The IAEA reported that Iran has also been continuing to enrich uranium to a purity of up to 4.5%, higher than the 3.67% allowed under the deal.

Wednesday’s report confirmed that, in line with previous statements by Iranian officials, centrifuges had been installed at an underground part of the Natanz nuclear facility after another part of the site was damaged in an explosion in July which Iran blamed on “sabotage.”

Iran has openly announced all violations of the nuclear deal in advance, which have followed the decision by the US to pull out unilaterally in 2018.

The deal promised Iran economic incentives in exchange for the curbs on its nuclear program. Since the US withdrawal and imposition of new sanctions, Tehran has been putting pressure on the remaining parties with the violations to come up with new ways to offset the economy-crippling actions by Washington.

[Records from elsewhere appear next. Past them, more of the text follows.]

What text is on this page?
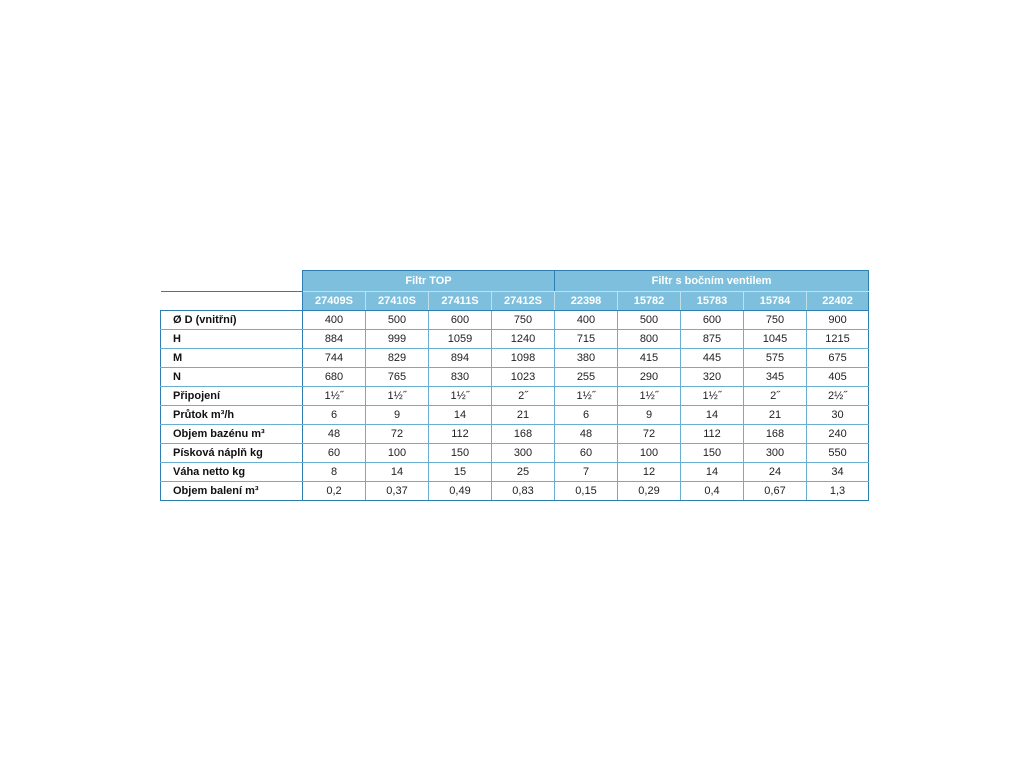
	Filtr TOP				Filtr s bočním ventilem				
	27409S	27410S	27411S	27412S	22398	15782	15783	15784	22402
Ø D (vnitřní)	400	500	600	750	400	500	600	750	900
H	884	999	1059	1240	715	800	875	1045	1215
M	744	829	894	1098	380	415	445	575	675
N	680	765	830	1023	255	290	320	345	405
Připojení	1½˝	1½˝	1½˝	2˝	1½˝	1½˝	1½˝	2˝	2½˝
Průtok m³/h	6	9	14	21	6	9	14	21	30
Objem bazénu m³	48	72	112	168	48	72	112	168	240
Písková náplň kg	60	100	150	300	60	100	150	300	550
Váha netto kg	8	14	15	25	7	12	14	24	34
Objem balení m³	0,2	0,37	0,49	0,83	0,15	0,29	0,4	0,67	1,3
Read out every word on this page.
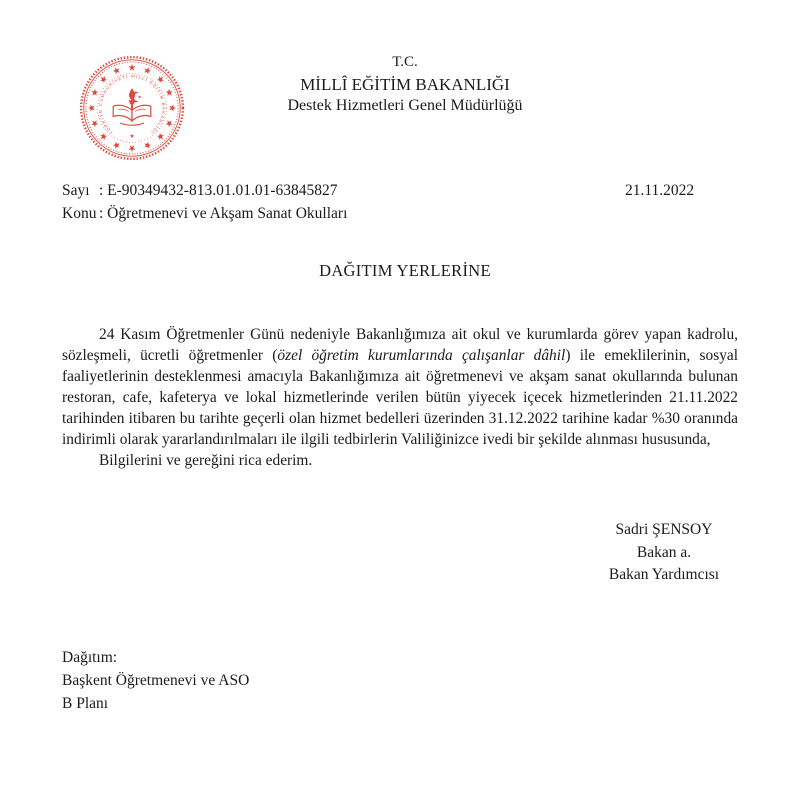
TÜRKİYE CUMHURİYETİ MİLLÎ EĞİTİM BAKANLIĞI
T.C.
MİLLÎ EĞİTİM BAKANLIĞI
Destek Hizmetleri Genel Müdürlüğü
Sayı : E-90349432-813.01.01.01-63845827
Konu : Öğretmenevi ve Akşam Sanat Okulları
21.11.2022
DAĞITIM YERLERİNE

24 Kasım Öğretmenler Günü nedeniyle Bakanlığımıza ait okul ve kurumlarda görev yapan kadrolu, sözleşmeli, ücretli öğretmenler (özel öğretim kurumlarında çalışanlar dâhil) ile emeklilerinin, sosyal faaliyetlerinin desteklenmesi amacıyla Bakanlığımıza ait öğretmenevi ve akşam sanat okullarında bulunan restoran, cafe, kafeterya ve lokal hizmetlerinde verilen bütün yiyecek içecek hizmetlerinden 21.11.2022 tarihinden itibaren bu tarihte geçerli olan hizmet bedelleri üzerinden 31.12.2022 tarihine kadar %30 oranında indirimli olarak yararlandırılmaları ile ilgili tedbirlerin Valiliğinizce ivedi bir şekilde alınması hususunda,

Bilgilerini ve gereğini rica ederim.

Sadri ŞENSOY
Bakan a.
Bakan Yardımcısı
Dağıtım:
Başkent Öğretmenevi ve ASO
B Planı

This photo released by the Atomic Energy Organization of Iran on November 5, 2019, shows centrifuge machines at Natanz uranium enrichment facility in central Iran. (Atomic Energy Organization of Iran via AP)
This photo released by the Atomic Energy Organization of Iran on November 5, 2019, shows centrifuge machines at Natanz uranium enrichment facility in central Iran. (Atomic Energy Organization of Iran via AP)

 

At the same time, the Iranian government has continued to allow International Atomic Energy Agency inspectors full access to its nuclear facilities, a key reason the countries that remain parties to the JCPOA say it’s worth preserving.

The goal of the agreement is to prevent Iran from building a nuclear weapon, something the country insists it does not intend to do.

A widely cited analysis by the Washington-based Arms Control Association suggests that Iran now has more than double the material it would need to make a nuclear weapon. However, IAEA Director General Rafael Grossi told The Associated Press in an interview last month that his agency does not share that assessment.

Before agreeing to the nuclear deal, Iran enriched its uranium up to 20% purity, which is a short technical step away from the weapons-grade level of 90%. In 2013, Iran’s stockpile of enriched uranium was already more than 7,000 kilograms (7.72 tons) with higher enrichment, but it didn’t pursue a bomb.

In the quarterly report distributed to members on Wednesday, the IAEA said it still has questions from the discovery last year of particles of uranium of man-made origin at a site outside Tehran not declared by Iran.

The United States and Israel had been pressing the IAEA for some time to look into the Turquzabad facility, which Prime Minister Benjamin Netanyahu described to the UN in 2018 as a “secret atomic warehouse.”

In the current report, the IAEA said the “compositions of these isotopically altered particles” found there were “similar to particles found in Iran in the past, originating from imported centrifuge components.” It said it found Iran’s response to questions last month “unsatisfactory.”

“Following an assessment of this new information, the agency informed Iran that it continues to consider Iran’s response to be not technically credible,” the IAEA wrote this week. “A full and prompt explanation from Iran…is needed.”